When Jesus appeared on the bank of the Jordan that day there was already great expectation in the air on account of the Baptist’s preaching. Saint John had been preaching repentance: He called the people to turn away from sin and prepare their hearts. Many people came to hear Saint John preach and as a result of his preaching many people turned away from their sins and were filled with great hope: they were looking for the Promised Messiah to come and deliver them from their enemies.

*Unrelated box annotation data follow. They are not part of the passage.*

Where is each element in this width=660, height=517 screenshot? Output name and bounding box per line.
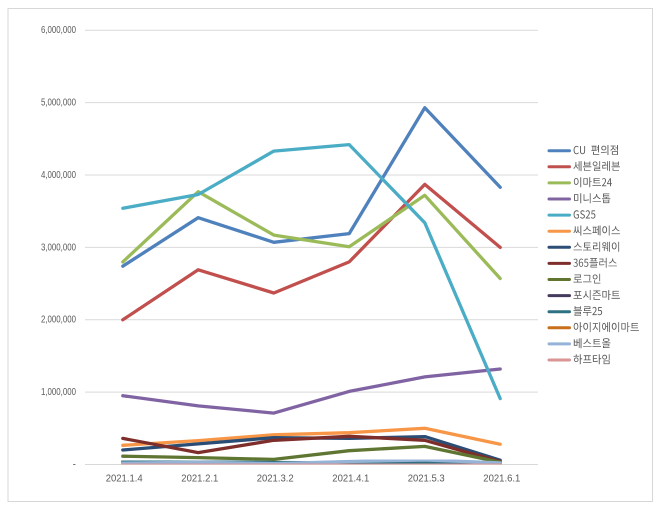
svg-text:1,000,000: 1,000,000 [41,387,76,398]
svg-text:2,000,000: 2,000,000 [41,315,76,326]
svg-text:4,000,000: 4,000,000 [41,170,76,181]
svg-text:2021.4.1: 2021.4.1 [332,473,369,485]
svg-text:2021.6.1: 2021.6.1 [483,473,520,485]
svg-text:5,000,000: 5,000,000 [41,98,76,109]
svg-text:-: - [73,459,76,470]
svg-text:2021.3.2: 2021.3.2 [257,473,294,485]
svg-text:2021.1.4: 2021.1.4 [106,473,143,485]
svg-text:2021.2.1: 2021.2.1 [181,473,218,485]
svg-text:2021.5.3: 2021.5.3 [408,473,445,485]
svg-text:6,000,000: 6,000,000 [41,25,76,36]
svg-text:3,000,000: 3,000,000 [41,242,76,253]
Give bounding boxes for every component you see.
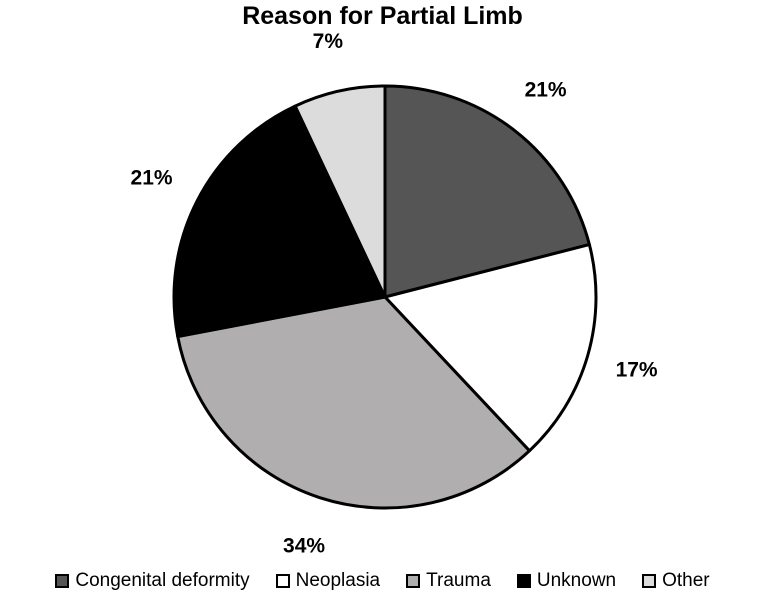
legend-swatch-unknown (516, 574, 531, 588)
slice-label-trauma: 34% (283, 535, 325, 558)
slice-label-neoplasia: 17% (616, 359, 658, 382)
legend-swatch-neoplasia (275, 574, 290, 588)
legend-swatch-congenital-deformity (55, 574, 70, 588)
legend-swatch-other (642, 574, 657, 588)
legend-label-other: Other (662, 570, 710, 591)
pie-chart: 21% 17% 34% 21% 7% (131, 30, 658, 558)
legend-label-neoplasia: Neoplasia (295, 570, 381, 591)
legend-item-other: Other (642, 570, 710, 592)
legend-label-congenital-deformity: Congenital deformity (75, 570, 250, 591)
chart-title: Reason for Partial Limb (242, 2, 523, 30)
pie-slice-trauma (176, 295, 531, 510)
legend-label-unknown: Unknown (536, 570, 617, 591)
legend-swatch-trauma (406, 574, 421, 588)
slice-label-congenital-deformity: 21% (525, 78, 567, 101)
slice-label-unknown: 21% (131, 167, 173, 190)
slice-label-other: 7% (313, 30, 344, 53)
legend: Congenital deformity Neoplasia Trauma Unkno… (0, 569, 765, 593)
pie-slice-congenital-deformity (383, 84, 591, 299)
pie-slice-unknown (172, 104, 387, 339)
pie-slice-neoplasia (383, 243, 598, 453)
legend-item-unknown: Unknown (516, 570, 617, 592)
legend-item-trauma: Trauma (406, 570, 491, 592)
legend-label-trauma: Trauma (426, 570, 491, 591)
pie-slice-other (293, 84, 387, 299)
legend-item-congenital-deformity: Congenital deformity (55, 570, 250, 592)
legend-item-neoplasia: Neoplasia (275, 570, 381, 592)
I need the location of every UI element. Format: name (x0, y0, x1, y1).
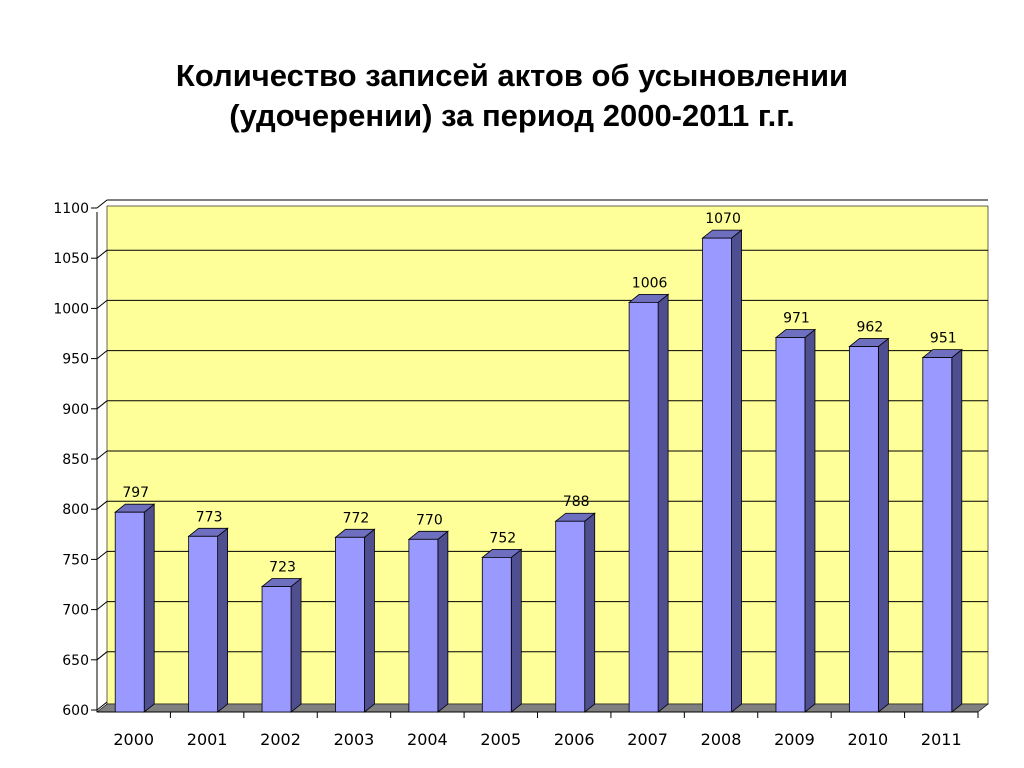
y-tick-label: 700 (62, 603, 89, 619)
data-label-2005: 752 (489, 530, 516, 546)
data-label-2007: 1006 (632, 275, 668, 291)
x-tick-label-2003: 2003 (334, 730, 375, 749)
bar-side-2008 (731, 229, 742, 713)
x-tick-label-2009: 2009 (774, 730, 815, 749)
bar-side-2003 (364, 528, 375, 713)
x-tick-label-2011: 2011 (921, 730, 962, 749)
data-label-2003: 772 (343, 510, 370, 526)
bar-side-2010 (877, 337, 889, 713)
bar-2011 (922, 357, 953, 713)
bar-2002 (261, 586, 292, 713)
gridline-depth (96, 300, 108, 309)
bar-2000 (114, 511, 145, 713)
data-label-2000: 797 (122, 485, 149, 501)
chart-title-line-1: Количество записей актов об усыновлении (175, 58, 849, 93)
gridline-depth (96, 249, 108, 259)
bar-side-2001 (217, 527, 229, 713)
y-tick-label: 850 (62, 452, 89, 468)
bar-2008 (702, 237, 732, 713)
bar-2005 (481, 556, 512, 713)
gridline-depth (96, 701, 108, 711)
plot-background (106, 205, 989, 705)
bar-side-2009 (804, 328, 816, 713)
bar-2004 (408, 538, 439, 713)
y-tick-label: 900 (62, 402, 89, 418)
x-tick-label-2008: 2008 (701, 730, 742, 749)
bar-side-2002 (290, 577, 302, 713)
y-tick-label: 600 (62, 703, 89, 719)
data-label-2001: 773 (196, 509, 223, 525)
x-tick-label-2006: 2006 (554, 730, 595, 749)
data-label-2010: 962 (857, 320, 884, 336)
x-tick-label-2010: 2010 (848, 730, 889, 749)
y-tick-label: 800 (62, 502, 89, 518)
chart-title: Количество записей актов об усыновлении … (0, 56, 1024, 136)
y-tick-label: 650 (62, 653, 89, 669)
x-tick-label-2002: 2002 (260, 730, 301, 749)
gridline-depth (96, 400, 108, 410)
data-label-2011: 951 (930, 331, 957, 347)
bar-side-2005 (510, 548, 522, 713)
gridline-depth (96, 350, 108, 359)
bar-side-2000 (143, 503, 155, 713)
y-tick-label: 750 (62, 552, 89, 568)
bar-side-2006 (584, 512, 596, 713)
gridline-depth (96, 199, 108, 209)
bar-side-2007 (657, 293, 669, 713)
x-tick-label-2001: 2001 (187, 730, 228, 749)
bar-2006 (555, 520, 586, 713)
bar-2007 (628, 301, 659, 713)
gridline-depth (96, 500, 108, 510)
y-tick-label: 1000 (53, 301, 89, 317)
x-tick-label-2004: 2004 (407, 730, 448, 749)
data-label-2004: 770 (416, 512, 443, 528)
data-label-2006: 788 (563, 494, 590, 510)
chart-title-line-2: (удочерении) за период 2000-2011 г.г. (229, 98, 795, 133)
data-label-2008: 1070 (705, 211, 741, 227)
y-tick-label: 950 (62, 352, 89, 368)
gridline-depth (96, 450, 108, 460)
data-label-2002: 723 (269, 560, 296, 576)
x-tick-label-2000: 2000 (113, 730, 154, 749)
data-label-2009: 971 (783, 311, 810, 327)
bar-2010 (848, 346, 879, 713)
bar-side-2004 (437, 530, 449, 713)
gridline-depth (96, 651, 108, 661)
gridline-depth (96, 551, 108, 560)
x-tick-label-2007: 2007 (627, 730, 668, 749)
bar-side-2011 (951, 348, 963, 713)
bar-2009 (775, 337, 806, 713)
x-tick-label-2005: 2005 (480, 730, 521, 749)
y-tick-label: 1100 (53, 201, 89, 217)
y-tick-label: 1050 (53, 251, 89, 267)
bar-2001 (188, 535, 219, 713)
gridline-depth (96, 601, 108, 610)
bar-2003 (335, 536, 365, 713)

Then, Jesus came along and Saint John pointed to Him and said: “Behold the Lamb of God, behold Him Who takes away the sins of the world.” We are all very familiar with that phrase: we hear it every time we go to Mass and we can easily take it for granted that Jesus Christ is the Lamb of God Who takes away the sins of the world. To the Jewish ear of that time, that would have been an astonishing statement. To the Jewish person of that time a lamb that took away sin was a common statement. If someone committed a serious sin in Jesus’ day a sin offering had to be made. A lamb was taken to the temple where it was slain by the priest in order that the person’s sin could be atoned for. For Saint John to say Jesus was the Lamb that would take away sin was to say that He would be slain in atonement for sin—the sin of all the world, no less—that would have been a shocking idea to those heard it. We are used to the Crucifix. We can easily take it for granted. We can walk into Church and not even notice it. But imagine what it must have been like for those two disciples to hear those words: “Behold the Lamb of God.” Essentially Saint John was telling them that man, right there, he is going to die for you and as a result of His death your sins, and the sins of everyone in the world, will be able to be washed away.

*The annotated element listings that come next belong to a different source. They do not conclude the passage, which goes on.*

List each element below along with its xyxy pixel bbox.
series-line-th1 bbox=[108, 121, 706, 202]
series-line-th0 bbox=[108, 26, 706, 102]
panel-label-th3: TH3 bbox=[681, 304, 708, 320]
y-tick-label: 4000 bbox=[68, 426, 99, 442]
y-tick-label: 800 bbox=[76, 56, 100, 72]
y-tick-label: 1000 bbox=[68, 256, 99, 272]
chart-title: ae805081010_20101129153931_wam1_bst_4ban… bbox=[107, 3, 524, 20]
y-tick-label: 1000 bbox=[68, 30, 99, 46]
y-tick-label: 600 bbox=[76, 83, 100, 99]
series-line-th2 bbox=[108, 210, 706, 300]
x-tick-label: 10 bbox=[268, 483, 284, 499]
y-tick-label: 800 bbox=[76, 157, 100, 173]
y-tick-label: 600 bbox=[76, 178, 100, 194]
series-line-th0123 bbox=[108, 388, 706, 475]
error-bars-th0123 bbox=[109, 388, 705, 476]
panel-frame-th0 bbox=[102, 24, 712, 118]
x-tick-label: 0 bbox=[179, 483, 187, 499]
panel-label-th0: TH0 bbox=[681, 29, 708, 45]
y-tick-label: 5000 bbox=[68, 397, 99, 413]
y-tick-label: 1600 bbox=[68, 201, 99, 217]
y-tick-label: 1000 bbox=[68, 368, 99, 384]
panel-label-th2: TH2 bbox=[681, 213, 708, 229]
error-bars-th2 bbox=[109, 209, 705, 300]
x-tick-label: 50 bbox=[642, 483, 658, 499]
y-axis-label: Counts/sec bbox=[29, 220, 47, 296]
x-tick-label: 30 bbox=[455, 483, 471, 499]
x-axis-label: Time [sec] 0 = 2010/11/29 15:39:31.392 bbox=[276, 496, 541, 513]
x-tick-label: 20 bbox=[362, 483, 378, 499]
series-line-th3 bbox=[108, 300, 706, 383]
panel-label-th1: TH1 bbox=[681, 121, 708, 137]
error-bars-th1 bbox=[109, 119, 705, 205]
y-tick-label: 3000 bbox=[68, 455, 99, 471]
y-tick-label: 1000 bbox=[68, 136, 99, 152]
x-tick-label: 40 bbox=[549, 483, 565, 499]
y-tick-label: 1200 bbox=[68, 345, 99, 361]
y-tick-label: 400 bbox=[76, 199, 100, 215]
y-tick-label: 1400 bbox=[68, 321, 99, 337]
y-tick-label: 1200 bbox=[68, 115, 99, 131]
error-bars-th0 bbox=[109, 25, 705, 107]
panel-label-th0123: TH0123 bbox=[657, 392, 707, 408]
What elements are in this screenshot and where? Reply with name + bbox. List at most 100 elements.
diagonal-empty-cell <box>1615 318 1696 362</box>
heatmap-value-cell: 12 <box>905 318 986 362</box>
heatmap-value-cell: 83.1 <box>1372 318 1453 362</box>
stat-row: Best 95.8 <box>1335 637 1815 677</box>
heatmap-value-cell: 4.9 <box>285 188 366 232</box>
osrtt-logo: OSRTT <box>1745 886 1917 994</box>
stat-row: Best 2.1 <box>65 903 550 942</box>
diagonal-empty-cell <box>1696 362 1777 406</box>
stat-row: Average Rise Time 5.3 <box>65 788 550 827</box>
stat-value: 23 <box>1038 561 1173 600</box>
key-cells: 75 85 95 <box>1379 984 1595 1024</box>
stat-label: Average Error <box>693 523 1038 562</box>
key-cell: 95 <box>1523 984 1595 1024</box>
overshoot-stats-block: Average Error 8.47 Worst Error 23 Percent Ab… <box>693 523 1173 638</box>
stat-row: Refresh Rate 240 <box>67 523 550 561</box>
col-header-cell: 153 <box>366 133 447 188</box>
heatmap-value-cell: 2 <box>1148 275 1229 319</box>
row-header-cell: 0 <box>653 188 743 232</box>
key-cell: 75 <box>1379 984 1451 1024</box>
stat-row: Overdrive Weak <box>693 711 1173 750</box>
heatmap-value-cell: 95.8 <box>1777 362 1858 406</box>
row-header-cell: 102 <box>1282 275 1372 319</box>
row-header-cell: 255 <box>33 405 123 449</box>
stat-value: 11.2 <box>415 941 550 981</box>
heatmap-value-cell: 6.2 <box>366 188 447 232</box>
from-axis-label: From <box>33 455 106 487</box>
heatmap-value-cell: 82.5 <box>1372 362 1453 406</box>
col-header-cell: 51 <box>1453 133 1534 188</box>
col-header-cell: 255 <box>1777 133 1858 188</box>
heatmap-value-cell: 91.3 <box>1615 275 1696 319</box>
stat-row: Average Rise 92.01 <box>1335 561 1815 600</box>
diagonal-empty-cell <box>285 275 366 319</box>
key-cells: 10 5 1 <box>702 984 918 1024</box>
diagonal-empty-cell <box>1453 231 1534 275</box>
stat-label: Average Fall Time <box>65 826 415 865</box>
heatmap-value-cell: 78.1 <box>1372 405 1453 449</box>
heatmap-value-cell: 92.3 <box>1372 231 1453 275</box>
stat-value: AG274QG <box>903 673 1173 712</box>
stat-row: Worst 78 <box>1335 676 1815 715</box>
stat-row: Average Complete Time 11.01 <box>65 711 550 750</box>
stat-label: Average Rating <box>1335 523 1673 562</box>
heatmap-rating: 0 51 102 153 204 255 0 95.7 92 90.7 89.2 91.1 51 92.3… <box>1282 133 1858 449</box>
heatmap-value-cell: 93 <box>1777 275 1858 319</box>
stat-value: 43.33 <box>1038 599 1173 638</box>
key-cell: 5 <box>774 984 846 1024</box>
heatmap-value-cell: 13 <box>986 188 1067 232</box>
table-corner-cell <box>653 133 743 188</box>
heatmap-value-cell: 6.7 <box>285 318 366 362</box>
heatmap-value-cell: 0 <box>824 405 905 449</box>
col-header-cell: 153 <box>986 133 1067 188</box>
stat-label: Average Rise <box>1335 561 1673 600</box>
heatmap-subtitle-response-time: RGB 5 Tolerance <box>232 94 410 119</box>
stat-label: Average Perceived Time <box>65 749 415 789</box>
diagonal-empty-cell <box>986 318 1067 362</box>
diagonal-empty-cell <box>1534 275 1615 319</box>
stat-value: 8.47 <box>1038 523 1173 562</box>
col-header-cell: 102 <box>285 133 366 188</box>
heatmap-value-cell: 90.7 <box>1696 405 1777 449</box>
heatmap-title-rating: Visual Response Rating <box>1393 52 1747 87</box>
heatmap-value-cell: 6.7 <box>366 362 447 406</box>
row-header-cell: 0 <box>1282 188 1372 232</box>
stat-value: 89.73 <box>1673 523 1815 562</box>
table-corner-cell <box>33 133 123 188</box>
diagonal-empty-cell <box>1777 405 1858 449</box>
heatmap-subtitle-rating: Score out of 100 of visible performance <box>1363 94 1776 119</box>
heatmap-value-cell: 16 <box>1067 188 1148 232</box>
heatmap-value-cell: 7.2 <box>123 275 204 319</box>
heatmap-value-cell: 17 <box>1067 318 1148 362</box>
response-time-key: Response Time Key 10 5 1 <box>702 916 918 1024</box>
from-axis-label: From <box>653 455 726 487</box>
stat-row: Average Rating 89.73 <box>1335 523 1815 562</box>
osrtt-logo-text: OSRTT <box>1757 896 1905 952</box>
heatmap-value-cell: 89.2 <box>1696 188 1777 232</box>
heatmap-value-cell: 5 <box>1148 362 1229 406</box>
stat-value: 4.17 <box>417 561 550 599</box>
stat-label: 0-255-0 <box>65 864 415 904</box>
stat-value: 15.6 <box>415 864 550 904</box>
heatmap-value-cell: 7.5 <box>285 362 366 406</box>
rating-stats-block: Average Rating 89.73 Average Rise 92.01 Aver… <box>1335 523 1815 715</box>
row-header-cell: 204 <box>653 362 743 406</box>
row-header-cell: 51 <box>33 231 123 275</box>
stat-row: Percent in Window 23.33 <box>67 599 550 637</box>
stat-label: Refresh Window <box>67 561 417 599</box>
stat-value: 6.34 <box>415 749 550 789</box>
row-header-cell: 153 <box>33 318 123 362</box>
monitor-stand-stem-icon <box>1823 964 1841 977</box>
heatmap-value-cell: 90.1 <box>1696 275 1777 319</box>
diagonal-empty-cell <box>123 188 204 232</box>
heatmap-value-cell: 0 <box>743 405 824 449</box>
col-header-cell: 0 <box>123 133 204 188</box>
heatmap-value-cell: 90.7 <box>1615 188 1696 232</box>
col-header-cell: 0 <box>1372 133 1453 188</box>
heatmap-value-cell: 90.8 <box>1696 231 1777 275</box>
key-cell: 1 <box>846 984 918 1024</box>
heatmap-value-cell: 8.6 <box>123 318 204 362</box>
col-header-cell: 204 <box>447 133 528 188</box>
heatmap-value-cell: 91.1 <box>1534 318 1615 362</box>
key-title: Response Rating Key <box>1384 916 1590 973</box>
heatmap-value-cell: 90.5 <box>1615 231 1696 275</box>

In order for one death to take away the sins of the entire world that Person must be a lot more than a mere human being. Only by virtue of His divinity, only because Jesus is God, is His death able to take away the sins of the whole world. The disciples probably didn’t understand all of that the first time they saw the Lord, but they certainly knew that this was someone they needed to know more about and so they approached Him. And He asked them “What are you looking for?” They might have been looking for a prophet; they were probably expecting the Messiah; they were certainly astounded by Saint John’s statement about Him. They didn’t answer His question, rather instead they asked Him where He was staying: they wanted to learn about Him and He invited them to follow Him.

Those disciples followed Him and they learned from Him: they witnessed His miracles and they came to believe in Him. They remained with Him and grew to love Him as their Lord; and then they were sent on a mission by Him to the ends of the earth. Whatever they were looking for, whatever they expected, they certainly did not expect all of that. Yet Jesus gave them so much more than they looked for, so much more than they hoped for, so much more than they ever could have imagined. He made them fishers of men; He told them light to be in the world; He sent them to preach the Good News to all the world and now they reign with Him in the glory of Heaven.

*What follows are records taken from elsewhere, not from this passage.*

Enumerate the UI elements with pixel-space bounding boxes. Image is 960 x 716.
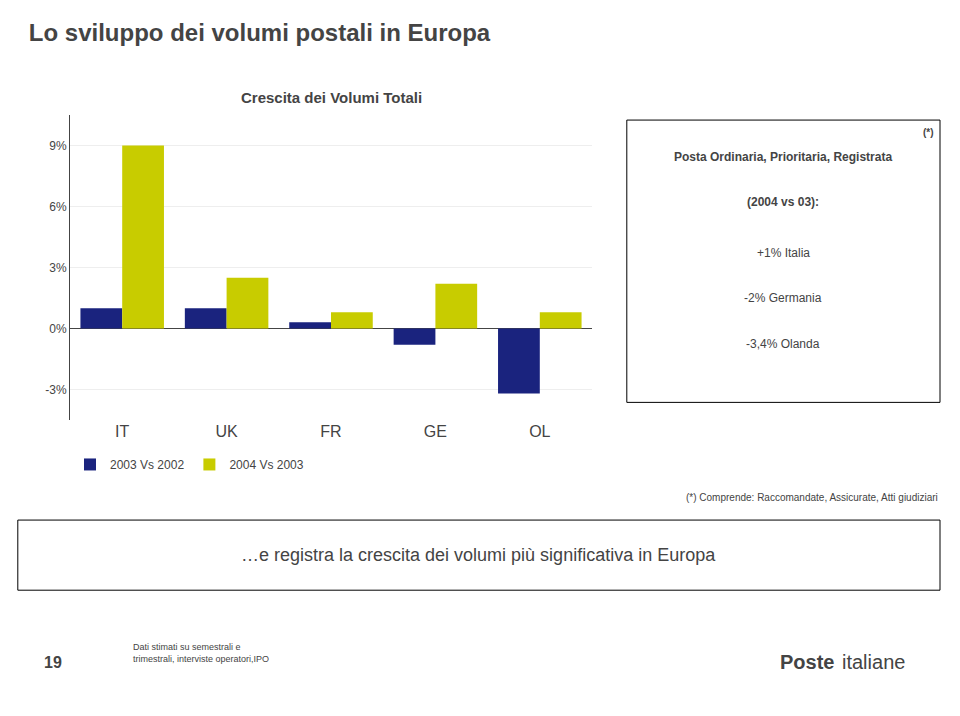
svg-text:FR: FR — [320, 423, 341, 440]
svg-text:UK: UK — [215, 423, 238, 440]
svg-text:-2% Germania: -2% Germania — [744, 291, 822, 305]
svg-text:OL: OL — [529, 423, 550, 440]
svg-text:Dati stimati su semestrali etr: Dati stimati su semestrali etrimestrali,… — [133, 642, 269, 664]
svg-text:(*): (*) — [923, 127, 934, 138]
svg-text:Posta Ordinaria, Prioritaria,: Posta Ordinaria, Prioritaria, Registrata — [674, 150, 892, 164]
svg-text:Poste: Poste — [780, 651, 834, 673]
svg-text:19: 19 — [44, 654, 62, 671]
svg-text:(2004 vs 03):: (2004 vs 03): — [747, 195, 819, 209]
svg-text:3%: 3% — [49, 261, 67, 275]
svg-text:2003 Vs 2002: 2003 Vs 2002 — [110, 458, 184, 472]
svg-text:GE: GE — [424, 423, 447, 440]
svg-text:Crescita dei Volumi Totali: Crescita dei Volumi Totali — [241, 89, 422, 106]
svg-text:…e registra la crescita dei vo: …e registra la crescita dei volumi più s… — [241, 545, 716, 565]
svg-text:IT: IT — [115, 423, 129, 440]
svg-text:2004 Vs 2003: 2004 Vs 2003 — [229, 458, 303, 472]
svg-text:Lo sviluppo dei volumi postali: Lo sviluppo dei volumi postali in Europa — [29, 19, 491, 46]
svg-text:-3%: -3% — [45, 383, 67, 397]
svg-text:+1% Italia: +1% Italia — [757, 246, 810, 260]
svg-text:(*) Comprende: Raccomandate, A: (*) Comprende: Raccomandate, Assicurate,… — [686, 492, 938, 503]
svg-text:0%: 0% — [49, 322, 67, 336]
svg-text:italiane: italiane — [842, 651, 905, 673]
svg-text:6%: 6% — [49, 200, 67, 214]
svg-text:-3,4% Olanda: -3,4% Olanda — [746, 337, 820, 351]
svg-text:9%: 9% — [49, 139, 67, 153]
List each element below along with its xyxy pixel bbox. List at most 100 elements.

Jesus addresses these same words to us today: “What are you looking for?” What do you desire most in this world? What are your hopes? What are your dreams? What do you think will make you truly happy? If you answer has to do primarily with material things, I hate to tell you, but these things will not bring true, lasting happiness. We were made for God and unless we love Him above all else, we will never be truly happy. Jesus Christ invites you and me to follow Him, to remain with Him. He wants us to grow in our knowledge and love of Him. He wants you and me to be light in this world: He wants us to make Him known by our words and by our deeds. He wants us to live the Gospel in this life and to be happy with Him forever in Heaven. That is the goal and purpose of our existence and we ought to keep everything else in perspective with that end in mind. Everything in the world will disappoint us: there isn’t anything that this world has to offer that we wouldn’t eventually get bored with. It is impossible to have so many things in this world that you don’t want more: the reverse is usually true- the more you have, the more you want. God and God alone can satisfy our hearts. Let us seek Him first: let us draw near to Him and do all we can to help others come to know and love Him. By pouring ourselves out for Him and for others we will gain more than can be looked for or hoped for from this world; by seeking God first we will gain more than we can even imagine: no eye has seen, no ear has heard, our minds cannot comprehend the glory that is prepared for those who love the Lord. May we seek Him and serve Him with all of our hearts. Amen.